Safety in Numbers
How often have you asked how delivery of an initiative, programme or portfolio is going and you’ve been handed a dashboard with metrics showing positive trends but doubted whether they are actually telling you anything meaningful?
Having worked in the world of delivery for over 15 years, both as a practitioner and consultant, I’m going to discuss how I’ve seen data used to make people look good but, more importantly, I’m going to share how to use data in the right way to enable a data-driven culture.
So what is a data-driven culture and why do you need one?
Well, it promptly helps organisations identify gaps and opportunities in their growth strategy. The most compelling benefit of becoming a data-driven culture is the ability to increase agility and make fast decisions based on accurate data insights, not just customer insights but also internal operations. How can you remove waste from your system to increase delivery flow, reduce cost of delivery and improve return on investment, as you’re able to realise value sooner..
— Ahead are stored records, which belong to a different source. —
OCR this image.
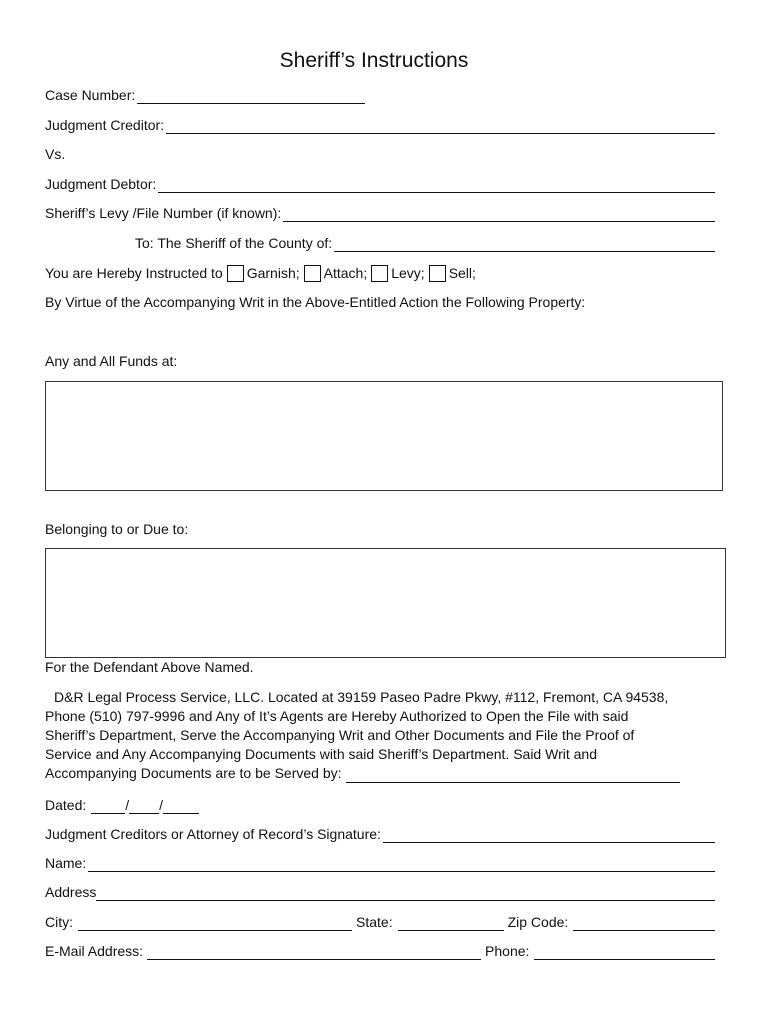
Sheriff’s Instructions
Case Number:
Judgment Creditor:
Vs.
Judgment Debtor:
Sheriff’s Levy /File Number (if known):
To: The Sheriff of the County of:
You are Hereby Instructed to Garnish; Attach; Levy; Sell;
By Virtue of the Accompanying Writ in the Above-Entitled Action the Following Property:
Any and All Funds at:
Belonging to or Due to:
For the Defendant Above Named.

D&R Legal Process Service, LLC. Located at 39159 Paseo Padre Pkwy, #112, Fremont, CA 94538,

Phone (510) 797-9996 and Any of It’s Agents are Hereby Authorized to Open the File with said

Sheriff’s Department, Serve the Accompanying Writ and Other Documents and File the Proof of

Service and Any Accompanying Documents with said Sheriff’s Department. Said Writ and

Accompanying Documents are to be Served by:

Dated:	/ /
Judgment Creditors or Attorney of Record’s Signature:
Name:
Address
City:	State:	Zip Code:
E-Mail Address:	Phone:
How do we make data meaningful (by which I mean more than just a number)?
By converting the data into a metric that is a quantitative measurement of data in relation to what you are actually measuring. What you measure should inform your situational awareness.
Let’s explore the different type of metrics:
Vanity Metrics: These are metrics that make you look good by showing positive trends, but when you scratch the surface don’t really help you understand the performance of what you’re measuring in a way that informs future strategies, i.e. they’re not actionable.
Examples of such metrics I’ve come across:
- Number of page views (the context… what about conversion?)
- Number of app downloads (the context… did this lead to ongoing use of the app and conversion?)
- Number of story points dev done, (the context… did they release?)
- Number of commits (the context… is this efficient engineering, striving for technical excellence?)
Edward Deming put it best.
“Just because you can measure it doesn’t mean you should.”
(Spoiler alert! This won’t be the last Edward Deming quote in this blog.)
Political Metrics: These are metrics that show your stakeholders what you want them to see. You might use a political metric to support an alternative agenda, be a little opaque about progress or, more often from my experience, use this type of metric when there is a lack of understanding of what should be measured.
Examples of such metrics I’ve come across:
- Number of user stories releases, without lead time
- Number of production defects resolved, without severity or resolution times
- Redefined lead time and/ or cycle times (excluding release in production)
- Velocity of teams, which has no context outside of the team
- Number of features released, but without the effect on business KPI feedback
“If you can’t describe what you are doing as a process, you don’t know what you’re doing.” Edward Deming
There is also a type of metric, which helps encourage behaviour change called an Incentive Metric. But be careful, they can become a double-edged sword. There’s a great Dilbert post here (https://dilbert.com/strip/1995-11-13) which sums up perfectly what can happen if you don’t invest in designing the correct metrics.
I’ve found incentive metrics really useful when trying to encourage members of the team to cross-skill or when reinforcing positive behaviours. I’ve used techniques like badges, ranking or the number of lunch & learns conducted.
Systemic metrics: My go-to type of metric, systemic metrics can represent a single team or a portfolio of teams. These metrics highlight opportunities for systemic improvements, such as reducing inefficiencies by increasing throughput or improving the way you prioritise to maximise benefit realisation, etc.
When designing a good systemic metric, ask yourself the following questions:
- Do meaningful data provide insights through trend analysis?
- Do metrics illustrate cause and effect?
- Do metrics enable continual learning and improvement?
- Are metrics designed against the end-to-end value stream?
Recommended Metrics
Metrics are typically unique to both the organisation and system you want to measure, however the core areas I would recommend measuring as a bare minimum are:
Productivity: Are you improving your ability to deliver products over time?
Value Delivery: Are you prioritising the right feature to deliver first?
Quality: Are you meeting your quality standards?
Sustainability: Are you working in a way you can continue for the long run?
When designing appropriate metrics, my goals is to:
- Provide the appropriate context with which to make data-driven decisions
- Streamline the work required by teams, stakeholders or leadership
- Reduce decision latency and lag between cause & effect
- Enable continual learning and improvement
The success in using systemic metrics is underpinned by one key behaviour: radical transparency of the data. This is fundamental, enabling you to honestly assess your progress, to inspect and adapt your product and process.
Systemic metrics enable you to learn how to improve efficiency, learn how to release value faster, learn how to prioritise better, learn how to empower and engage your people, and learn how to better serve your end user. It all leads to increased benefit realisation.
I’ll leave you with one last Edward Deming quote: “Learning is not compulsory… neither is survival.”